For one, Sedghian said, the powerful figure tried to form an administration by allying himself with Kurdish leader Masoud Barzani and Sunni leader Mohamed Al-Halbousi, both of whom wield influence but do not represent the entirety of their respective groups and people.

This led to the forced dissolution of the parliament, followed by an ultimately failed effort to shut down the judiciary.

Another significant blow was dealt to al-Sadr when spiritual Shia leader Ayatollah Kadhim al-Haeri, who resides in Qom, on Sunday made the surprise announcement that he is stepping down as a religious authority due to health reasons.

He said his followers should emulate Ayatollah Ali Khamenei, the supreme leader of Iran, instead of the Shia centres in the holy Iraqi city of Najaf.

Al-Haeri is not the greatest marji’ (Shia authority) in Qom or Najaf, but he had close ties with Grand Ayatollah Sayyid Muhammad Muhammad-Sadiq al-Sadr, Muqtada’s father, who selected him as the next marji’ in his will shortly before being assassinated in 1999 for opposing the rule of Saddam Hussein.

“Haeri has basically told al-Sadr that you’re not a mujtahid [religious authority] and you, therefore, don’t have the Sharia qualifications for top political leadership. This was the last straw after al-Sadr’s political defeats in the past few months, leaving him no choice but to withdraw from political life,” Sedghian said.

The analyst, however, pointed out that this might not be al-Sadr’s final appearance as a politician as he has withdrawn and made comebacks before, but predicted he will be out for at least five years due to the severity of Monday and Tuesday’s events.

‘Strategic depth’

Iran and Iraq have historical, cultural and religious ties that make the two “deeply intertwined” like none other of the countries in their vicinity, according to Middle East analyst and former Iranian diplomat Hadi Afghahi.

“Afghanistan can’t replace Iraq for Iran, neither can Pakistan, Tajikistan, Turkmenistan or even Turkey – with whom we have a higher volume of trade than Iraq,” he told Al Jazeera.

“Especially in meetings with high-level Iraqi officials who come to see the supreme leader, I’ve heard many times that the supreme leader clearly states that Iraq is the strategic depth of Iran and Iran is the strategic depth of Iraq. That is not something he says lightly or about many other countries.”

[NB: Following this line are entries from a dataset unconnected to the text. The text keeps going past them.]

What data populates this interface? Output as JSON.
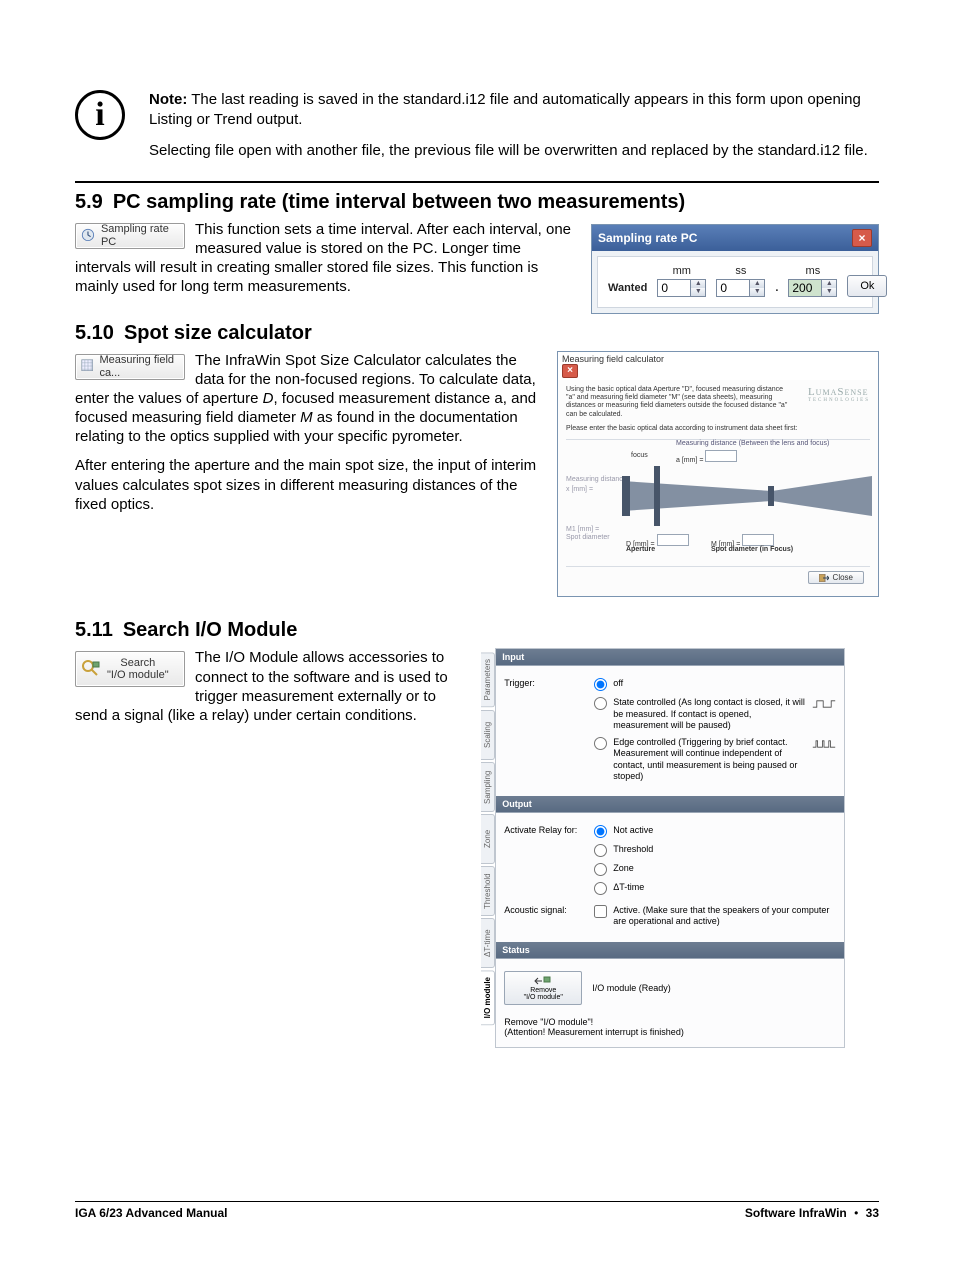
{
  "note": {
    "lead": "Note:",
    "p1_rest": "  The last reading is saved in the standard.i12 file and automatically appears in this form upon opening Listing or Trend output.",
    "p2": "Selecting file open with another file, the previous file will be overwritten and replaced by the standard.i12 file."
  },
  "s59": {
    "num": "5.9",
    "title": "PC sampling rate (time interval between two measurements)",
    "btn": "Sampling rate PC",
    "p": "This function sets a time interval. After each interval, one measured value is stored on the PC. Longer time intervals will result in creating smaller stored file sizes. This function is mainly used for long term measurements.",
    "dlg": {
      "title": "Sampling rate PC",
      "wanted": "Wanted",
      "mm": "mm",
      "ss": "ss",
      "ms": "ms",
      "v_mm": "0",
      "v_ss": "0",
      "v_ms": "200",
      "ok": "Ok"
    }
  },
  "s510": {
    "num": "5.10",
    "title": "Spot size calculator",
    "btn": "Measuring field ca...",
    "p1": "The InfraWin Spot Size Calculator calculates the data for the non-focused regions. To calculate data, enter the values of aperture D, focused measurement distance a, and focused measuring field diameter M as found in the documentation relating to the optics supplied with your specific pyrometer.",
    "p2": "After entering the aperture and the main spot size, the input of interim values calculates spot sizes in different measuring distances of the fixed optics.",
    "dlg": {
      "title": "Measuring field calculator",
      "brand": "LUMASENSE",
      "brand_sub": "TECHNOLOGIES",
      "instr": "Using the basic optical data Aperture \"D\", focused measuring distance \"a\" and measuring field diameter \"M\" (see data sheets), measuring distances or measuring field diameters outside the focused distance \"a\" can be calculated.",
      "instr2": "Please enter the basic optical data according to instrument data sheet first:",
      "meas_dist_hdr": "Measuring distance (Between the lens and focus)",
      "focus": "focus",
      "a_mm": "a [mm] =",
      "meas_dist": "Measuring distance",
      "x_mm": "x [mm] =",
      "M1_mm": "M1 [mm] =",
      "spot_diam": "Spot diameter",
      "D_mm": "D [mm] =",
      "aperture": "Aperture",
      "M_mm": "M [mm] =",
      "spot_focus": "Spot diameter (in Focus)",
      "close": "Close"
    }
  },
  "s511": {
    "num": "5.11",
    "title": "Search I/O Module",
    "btn_l1": "Search",
    "btn_l2": "\"I/O module\"",
    "p": "The I/O Module allows accessories to connect to the software and is used to trigger measurement externally or to send a signal (like a relay) under certain conditions.",
    "tabs": [
      "Parameters",
      "Scaling",
      "Sampling",
      "Zone",
      "Threshold",
      "ΔT-time",
      "I/O module"
    ],
    "input": {
      "hdr": "Input",
      "trigger_lbl": "Trigger:",
      "off": "off",
      "state": "State controlled (As long contact is closed, it will be measured. If contact is opened, measurement will be paused)",
      "edge": "Edge controlled (Triggering by brief contact. Measurement will continue independent of contact, until measurement is being paused or stoped)"
    },
    "output": {
      "hdr": "Output",
      "relay_lbl": "Activate Relay for:",
      "not_active": "Not active",
      "threshold": "Threshold",
      "zone": "Zone",
      "dttime": "ΔT-time",
      "acoustic_lbl": "Acoustic signal:",
      "acoustic_txt": "Active. (Make sure that the speakers of your computer are operational and active)"
    },
    "status": {
      "hdr": "Status",
      "remove_l1": "Remove",
      "remove_l2": "\"I/O module\"",
      "ready": "I/O module (Ready)",
      "warn": "Remove  \"I/O module\"!\n(Attention! Measurement interrupt is finished)"
    }
  },
  "footer": {
    "left": "IGA 6/23 Advanced Manual",
    "right_a": "Software InfraWin",
    "right_b": "33",
    "bullet": "•"
  }
}
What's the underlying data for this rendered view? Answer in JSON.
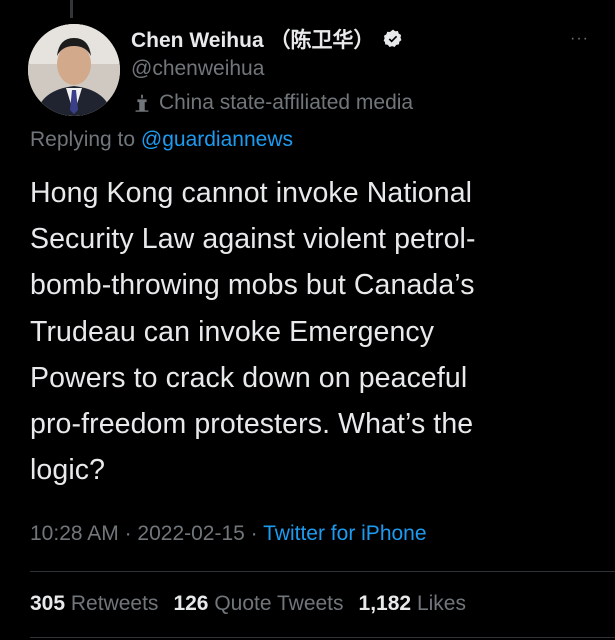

According to Afghahi, the US and Israel would rather see Iraq fragmented into Shia, Sunni and Kurdish divisions, something that would be to the detriment of Iraq, Iran and the region.

“The unity, territorial integrity and security of Iraq is paramount to the Islamic Republic, and the more stable Iraq is, the more it will benefit both nations,” he said.

The analyst remains unconvinced that al-Sadr is quitting politics as the leader has made the announcement several times before, adding that he views al-Sadr’s latest move as “emotional and psychological manoeuvring” aimed at his followers.

“But after the recent events in the Green Zone and the bloody fighting, things are not going back to where they were before,” Afghahi said, adding that the Iran-backed Coordination Framework alliance is now in a strengthened position following the blows dealt to al-Sadr.

“I think al-Sadr is now in a very weakened and fragile position. His comments in the press conference on Tuesday showed weakness and fear about the ramifications of the blood that has been shed and Iraq’s security condition for himself and his followers,” he said.

He said it remains to be seen if the Coordination Framework can reinstate the parliament and form its own government, or if al-Sadr is going to interfere again.

“All eyes are now on al-Sadr, and also on the judiciary and parliament and [caretaker prime minister] Mustafa Al-Kadhimi to see whether they will continue to allow al-Sadr’s Saraya al-Salam to keep their weapons or they will be disarmed,” he said.

“And we must see whether a potential disarming will be done peacefully or create a new fight itself.”